I have followed Joyce's own prescription of total candor, with the knowledge that his life, like Rousseau's, can bear others' scrutiny as it bore his own. In working over these pages, I have felt all my affection for him renewed.

His use of the word "affection" in this context does not connote the mindset of someone inclined to denigrate his subject — only to elucidate it with humor and honesty.

Ellmann died of amyotrophic lateral sclerosis (Lou Gehrig's disease) in Oxford, England, on May 13, 1987, at the age of 72. His papers, consisting of a wide variety of research and personal materials (correspondence, photographs, sound recordings, manuscripts, and galley proofs), were gathered together from his rooms at Oxford, his home in London, and the library at Emory University; the trove now resides among the Special Collections of McFarlin Library at the University of Tulsa, Oklahoma.
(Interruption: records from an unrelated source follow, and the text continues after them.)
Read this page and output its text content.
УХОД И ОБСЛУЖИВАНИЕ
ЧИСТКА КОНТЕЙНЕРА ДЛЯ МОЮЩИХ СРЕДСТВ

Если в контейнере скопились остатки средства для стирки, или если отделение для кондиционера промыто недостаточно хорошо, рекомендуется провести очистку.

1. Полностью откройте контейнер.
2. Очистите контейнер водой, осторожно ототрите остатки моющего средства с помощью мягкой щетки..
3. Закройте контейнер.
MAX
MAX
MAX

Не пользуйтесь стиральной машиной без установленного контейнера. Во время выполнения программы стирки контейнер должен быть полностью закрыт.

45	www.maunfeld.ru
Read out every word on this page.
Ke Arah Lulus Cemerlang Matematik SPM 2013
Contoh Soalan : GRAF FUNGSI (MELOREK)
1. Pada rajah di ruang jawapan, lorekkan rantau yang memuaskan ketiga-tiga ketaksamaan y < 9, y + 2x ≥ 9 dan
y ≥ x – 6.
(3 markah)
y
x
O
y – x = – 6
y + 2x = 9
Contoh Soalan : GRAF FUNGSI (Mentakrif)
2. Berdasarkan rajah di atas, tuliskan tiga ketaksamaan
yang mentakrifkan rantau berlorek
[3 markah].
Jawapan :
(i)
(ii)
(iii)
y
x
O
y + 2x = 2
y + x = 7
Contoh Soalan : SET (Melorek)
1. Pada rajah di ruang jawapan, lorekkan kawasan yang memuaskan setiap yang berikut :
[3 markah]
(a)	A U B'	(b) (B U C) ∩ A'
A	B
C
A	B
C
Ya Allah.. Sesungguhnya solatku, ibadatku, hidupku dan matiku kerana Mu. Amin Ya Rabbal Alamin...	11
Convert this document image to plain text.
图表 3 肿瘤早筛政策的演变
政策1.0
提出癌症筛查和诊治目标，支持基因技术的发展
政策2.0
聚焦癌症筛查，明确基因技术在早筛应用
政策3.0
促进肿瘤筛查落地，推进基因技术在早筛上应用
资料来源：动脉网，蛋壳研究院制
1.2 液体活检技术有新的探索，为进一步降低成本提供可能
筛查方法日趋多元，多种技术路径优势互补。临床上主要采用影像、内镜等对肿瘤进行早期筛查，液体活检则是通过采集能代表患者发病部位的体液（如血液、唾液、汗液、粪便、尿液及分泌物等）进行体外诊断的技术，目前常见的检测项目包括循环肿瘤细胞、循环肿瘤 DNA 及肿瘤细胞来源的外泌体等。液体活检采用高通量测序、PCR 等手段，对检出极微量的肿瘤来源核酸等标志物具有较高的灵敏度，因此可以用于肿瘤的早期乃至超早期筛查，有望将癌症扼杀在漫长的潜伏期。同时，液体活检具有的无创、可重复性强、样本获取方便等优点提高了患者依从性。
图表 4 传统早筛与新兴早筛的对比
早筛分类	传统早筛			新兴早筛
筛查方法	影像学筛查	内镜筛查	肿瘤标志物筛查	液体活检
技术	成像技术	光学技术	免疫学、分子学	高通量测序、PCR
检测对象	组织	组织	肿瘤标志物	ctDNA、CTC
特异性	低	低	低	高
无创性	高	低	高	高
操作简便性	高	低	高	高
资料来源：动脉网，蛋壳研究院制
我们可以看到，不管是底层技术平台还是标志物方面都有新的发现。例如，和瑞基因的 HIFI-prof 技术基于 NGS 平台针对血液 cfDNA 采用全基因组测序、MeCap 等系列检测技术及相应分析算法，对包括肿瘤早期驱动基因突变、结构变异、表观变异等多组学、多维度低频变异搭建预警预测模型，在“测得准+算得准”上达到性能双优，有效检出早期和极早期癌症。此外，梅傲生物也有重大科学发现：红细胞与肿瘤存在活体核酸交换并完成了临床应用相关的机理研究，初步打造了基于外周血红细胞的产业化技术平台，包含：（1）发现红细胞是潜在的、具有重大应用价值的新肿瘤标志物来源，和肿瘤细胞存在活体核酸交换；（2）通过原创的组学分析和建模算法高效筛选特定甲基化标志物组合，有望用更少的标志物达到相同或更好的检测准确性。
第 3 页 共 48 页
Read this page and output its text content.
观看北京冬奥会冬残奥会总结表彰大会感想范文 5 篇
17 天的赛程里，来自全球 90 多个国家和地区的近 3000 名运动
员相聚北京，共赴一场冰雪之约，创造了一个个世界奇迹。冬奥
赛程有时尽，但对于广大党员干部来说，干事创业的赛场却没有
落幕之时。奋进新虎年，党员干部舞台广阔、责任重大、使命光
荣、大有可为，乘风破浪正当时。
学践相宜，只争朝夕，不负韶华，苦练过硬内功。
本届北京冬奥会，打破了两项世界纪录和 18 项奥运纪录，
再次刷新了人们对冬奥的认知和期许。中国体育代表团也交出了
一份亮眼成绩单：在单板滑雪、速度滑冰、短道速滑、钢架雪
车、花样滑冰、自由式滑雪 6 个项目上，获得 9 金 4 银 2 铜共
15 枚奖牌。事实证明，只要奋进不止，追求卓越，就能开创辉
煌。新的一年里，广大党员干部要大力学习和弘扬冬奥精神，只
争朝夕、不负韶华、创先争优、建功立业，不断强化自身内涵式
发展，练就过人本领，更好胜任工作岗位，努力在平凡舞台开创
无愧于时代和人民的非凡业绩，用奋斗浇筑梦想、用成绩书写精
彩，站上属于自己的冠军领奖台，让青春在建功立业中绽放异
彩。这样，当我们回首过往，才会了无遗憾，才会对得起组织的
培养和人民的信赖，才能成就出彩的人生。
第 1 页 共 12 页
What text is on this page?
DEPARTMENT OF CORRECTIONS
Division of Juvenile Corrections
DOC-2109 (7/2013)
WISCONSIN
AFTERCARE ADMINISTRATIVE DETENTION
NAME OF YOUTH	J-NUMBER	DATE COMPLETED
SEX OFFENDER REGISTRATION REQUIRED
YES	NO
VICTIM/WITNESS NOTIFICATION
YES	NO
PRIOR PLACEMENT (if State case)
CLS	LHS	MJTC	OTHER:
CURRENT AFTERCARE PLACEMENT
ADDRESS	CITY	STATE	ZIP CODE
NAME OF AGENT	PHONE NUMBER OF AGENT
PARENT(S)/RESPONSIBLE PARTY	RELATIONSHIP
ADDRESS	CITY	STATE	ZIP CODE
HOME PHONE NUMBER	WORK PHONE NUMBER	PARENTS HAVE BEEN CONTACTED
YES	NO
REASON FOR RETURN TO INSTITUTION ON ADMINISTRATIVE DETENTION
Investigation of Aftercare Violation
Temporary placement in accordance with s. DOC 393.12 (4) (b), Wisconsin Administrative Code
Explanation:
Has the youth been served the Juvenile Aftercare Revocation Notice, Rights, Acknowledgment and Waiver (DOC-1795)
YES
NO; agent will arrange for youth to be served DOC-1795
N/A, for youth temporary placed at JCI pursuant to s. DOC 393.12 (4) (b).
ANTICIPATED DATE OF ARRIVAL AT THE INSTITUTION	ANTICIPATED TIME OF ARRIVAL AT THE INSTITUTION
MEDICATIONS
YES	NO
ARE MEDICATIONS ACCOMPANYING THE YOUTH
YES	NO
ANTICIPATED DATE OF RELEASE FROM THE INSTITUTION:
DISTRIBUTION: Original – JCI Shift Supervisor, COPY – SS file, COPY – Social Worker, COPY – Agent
Omnium Gatherum: Essays for Richard Ellmann (Susan Dick, Declan Kiberd, Dougald McMillan, and Joseph Ronsley, eds., Gerrards Cross: Colin Smythe, 1989), published after his death, is a commemorative Festschrift with articles from over 40 authors on Ellmann's many achievements and the 20th-century literature to which he devoted his career. Contributors include Fritz Senn and John Kelleher.